The showframe() function has one argument, upn, which is the number of frames to go up the call stack. A negative value of the argument signals that we want to view the globals—the top-level variables.

Here’s the code:

# shows the values of the local variables (including arguments) of the
# frame upn frames above the one from which showframe() is called; if
# upn < 0, the globals are shown; function objects are not shown
showframe <- function(upn) {
   # determine the proper environment
   if (upn < 0) {
      env <- .GlobalEnv
   } else {
      env <- parent.frame(n=upn+1)
   }
   # get the list of variable names
   vars <- ls(envir=env)
   # for each variable name, print its value
   for (vr in vars) {
      vrg <- get(vr,envir=env)
      if (!is.function(vrg)) {
         cat(vr,":\n",sep="")
         print(vrg)
      }
   }
}

Let’s try it out. Insert some calls into g():

> g
function(aa) {
   b <- 2
   showframe(0)
   showframe(1)
   aab <- h(aa+b)
   return(aab)
}

Now run it:

> f()
aa:
[1] 1
b:
[1] 2
a:
[1] 1

To see how this works, we’ll first look at the get() function, one of the most useful utilities in R. Its job is quite simple: Given the name of an object, it fetches the object itself.
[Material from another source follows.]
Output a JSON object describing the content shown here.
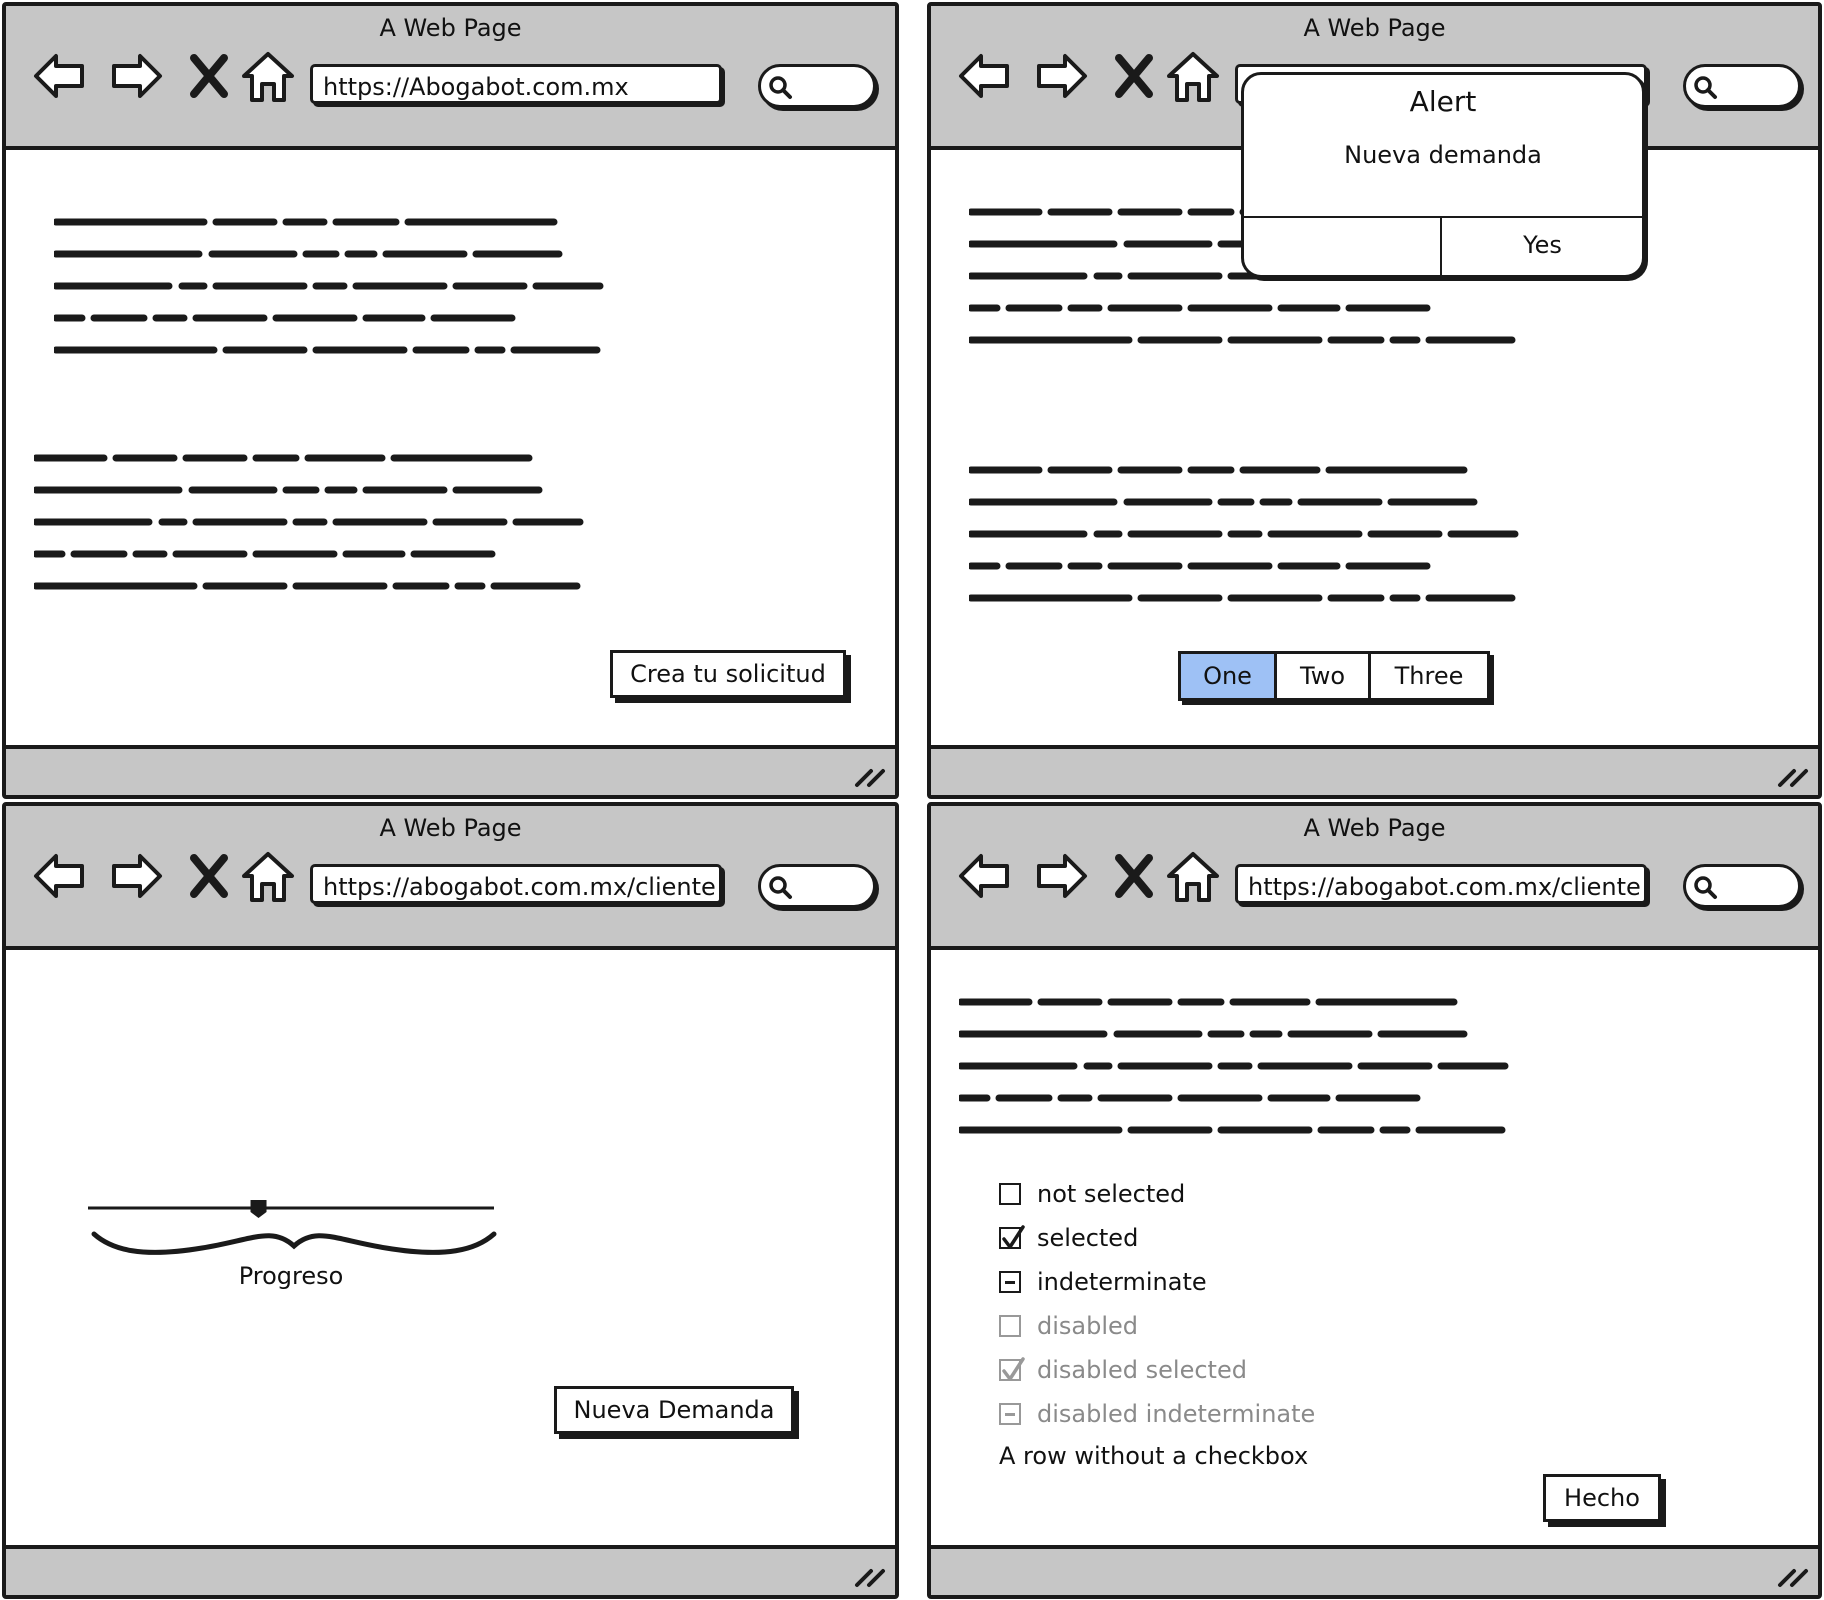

Here’s an example:

> m <- rbind(1:3,20:22)
> m
     [,1] [,2] [,3]
[1,]    1    2    3
[2,]   20   21   22
> get("m")
     [,1] [,2] [,3]
[1,]    1    2    3
[2,]   20   21   22

This example with m involves the current call frame, but in our showframe() function, we deal with various levels in the environment hierarchy. So, we need to specify the level via the envir argument of get():

vrg <- get(vr,envir=env)

The level itself is determined largely by calling parent.frame():

if (upn < 0) {
   env <- .GlobalEnv
} else {
   env <- parent.frame(n=upn+1)
}

Note that ls() can also be called in the context of a particular level, thus enabling you to determine which variables exist at the level of interest and then inspect them. Here’s an example:

vars <- ls(envir=env)
for (vr in vars) {

This code picks up the names of all the local variables in the given frame and then loops through them, setting things up for get() to do its work.